From my own conversations, I know how shocked the Canadians were by how they felt they had been treated. Having arrived full of good intentions – for Arnish as well as Fife – they discovered, step by step, the quagmire they had landed in once the photo opportunity for Ministers with cheering workers and hard-hats had passed.

BiFab has become shorthand for the epic failure to turn Scotland’s renewable energy capacity into jobs, particularly since the long-signalled boom in offshore wind developments began to materialise. That is gone and in the past it must remain – but are there any more encouraging prospects for the future?

The bidding has now opened for the Crown Estate’s ScotWind round of licences to develop even bigger offshore windfarms around our coast with a value of around £8 billion. Failure to take advantage of this will be like missing out on the industrial revolution because everyone in the office was too busy.

Yet nothing is guaranteed. The Crown Estate have required bidders to lodge Supply Chain Development Statements, with promises of local content, but then adds that these will “not be used in the assessment or scoring of applications”. So that does not take us a great deal further.

Scotland’s failure to win renewables work on a serious scale is usually attributed to the reluctance of developers to award contracts here because there is always someone cheaper in China or Indonesia. That, however, is only part of the story. Most of the work could not be done here even if the will existed. The BiFab yards were chasing crumbs rather than loaves.

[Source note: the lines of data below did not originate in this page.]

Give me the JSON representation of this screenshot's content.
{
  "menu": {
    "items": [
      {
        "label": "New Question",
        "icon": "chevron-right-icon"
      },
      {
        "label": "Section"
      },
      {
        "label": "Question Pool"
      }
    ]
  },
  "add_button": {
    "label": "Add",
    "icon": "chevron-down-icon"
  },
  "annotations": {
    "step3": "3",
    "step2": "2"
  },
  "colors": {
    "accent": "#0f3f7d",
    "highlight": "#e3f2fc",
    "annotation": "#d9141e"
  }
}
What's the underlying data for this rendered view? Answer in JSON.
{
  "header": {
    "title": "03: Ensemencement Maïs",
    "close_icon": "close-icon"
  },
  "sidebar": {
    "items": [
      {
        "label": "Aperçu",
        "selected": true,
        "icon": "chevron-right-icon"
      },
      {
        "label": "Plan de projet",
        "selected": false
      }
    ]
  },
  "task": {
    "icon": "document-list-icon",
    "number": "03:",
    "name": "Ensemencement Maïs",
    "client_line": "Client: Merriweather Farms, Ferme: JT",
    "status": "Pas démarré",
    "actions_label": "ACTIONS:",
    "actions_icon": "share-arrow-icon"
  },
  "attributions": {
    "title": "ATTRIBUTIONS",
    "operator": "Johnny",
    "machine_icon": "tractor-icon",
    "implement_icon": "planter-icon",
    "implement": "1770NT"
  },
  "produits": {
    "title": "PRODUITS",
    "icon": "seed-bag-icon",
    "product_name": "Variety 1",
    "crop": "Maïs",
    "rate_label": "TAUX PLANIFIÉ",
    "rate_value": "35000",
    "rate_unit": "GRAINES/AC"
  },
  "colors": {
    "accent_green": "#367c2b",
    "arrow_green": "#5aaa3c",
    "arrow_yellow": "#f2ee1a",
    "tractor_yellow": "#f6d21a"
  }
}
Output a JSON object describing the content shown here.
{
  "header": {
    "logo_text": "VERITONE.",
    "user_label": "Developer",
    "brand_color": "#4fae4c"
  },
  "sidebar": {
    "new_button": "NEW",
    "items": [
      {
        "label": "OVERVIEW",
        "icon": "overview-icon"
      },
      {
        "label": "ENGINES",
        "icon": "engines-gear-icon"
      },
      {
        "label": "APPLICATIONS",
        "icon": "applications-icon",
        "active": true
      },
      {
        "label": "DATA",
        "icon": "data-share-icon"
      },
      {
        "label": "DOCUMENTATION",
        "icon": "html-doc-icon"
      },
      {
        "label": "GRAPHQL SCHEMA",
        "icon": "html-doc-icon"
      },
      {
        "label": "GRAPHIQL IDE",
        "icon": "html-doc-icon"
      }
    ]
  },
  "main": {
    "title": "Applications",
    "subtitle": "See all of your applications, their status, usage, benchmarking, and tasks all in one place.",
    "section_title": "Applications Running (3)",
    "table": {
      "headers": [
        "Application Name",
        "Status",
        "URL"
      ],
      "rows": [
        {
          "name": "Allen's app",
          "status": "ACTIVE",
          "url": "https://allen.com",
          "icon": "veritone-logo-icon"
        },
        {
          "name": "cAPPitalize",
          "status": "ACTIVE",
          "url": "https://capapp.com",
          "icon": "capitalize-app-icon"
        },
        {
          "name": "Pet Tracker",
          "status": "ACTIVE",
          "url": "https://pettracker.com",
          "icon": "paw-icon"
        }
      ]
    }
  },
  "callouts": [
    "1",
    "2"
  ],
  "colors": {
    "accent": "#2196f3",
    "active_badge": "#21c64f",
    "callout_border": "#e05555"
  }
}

If things are to change, there has to be a huge co-ordinated effort to ensure that the infrastructure exists and state of the art yards are able to compete. This is what the past decade should have been devoted to putting in place. Without it a “post-covid recovery based on green jobs” will continue to be a largely meaningless slogan rather than a credible strategy.

Some of our best companies are investing to ensure they are in a position to take advantage of the ScotWind round and the Crown Estate last year commissioned a report on port infrastructure to identify both existing capacity and future requirements. That’s a start but there needs to be some sign of ambition, investment and co-ordination from government.

From a Hebridean perspective, it is a given that there will be huge wind developments off our coast. But the question of whether this will bring work to Arnish and prosperity for the island is still wide open. The same applies to depressed coastal communities around Scotland. This time, we need a business plan – and soon.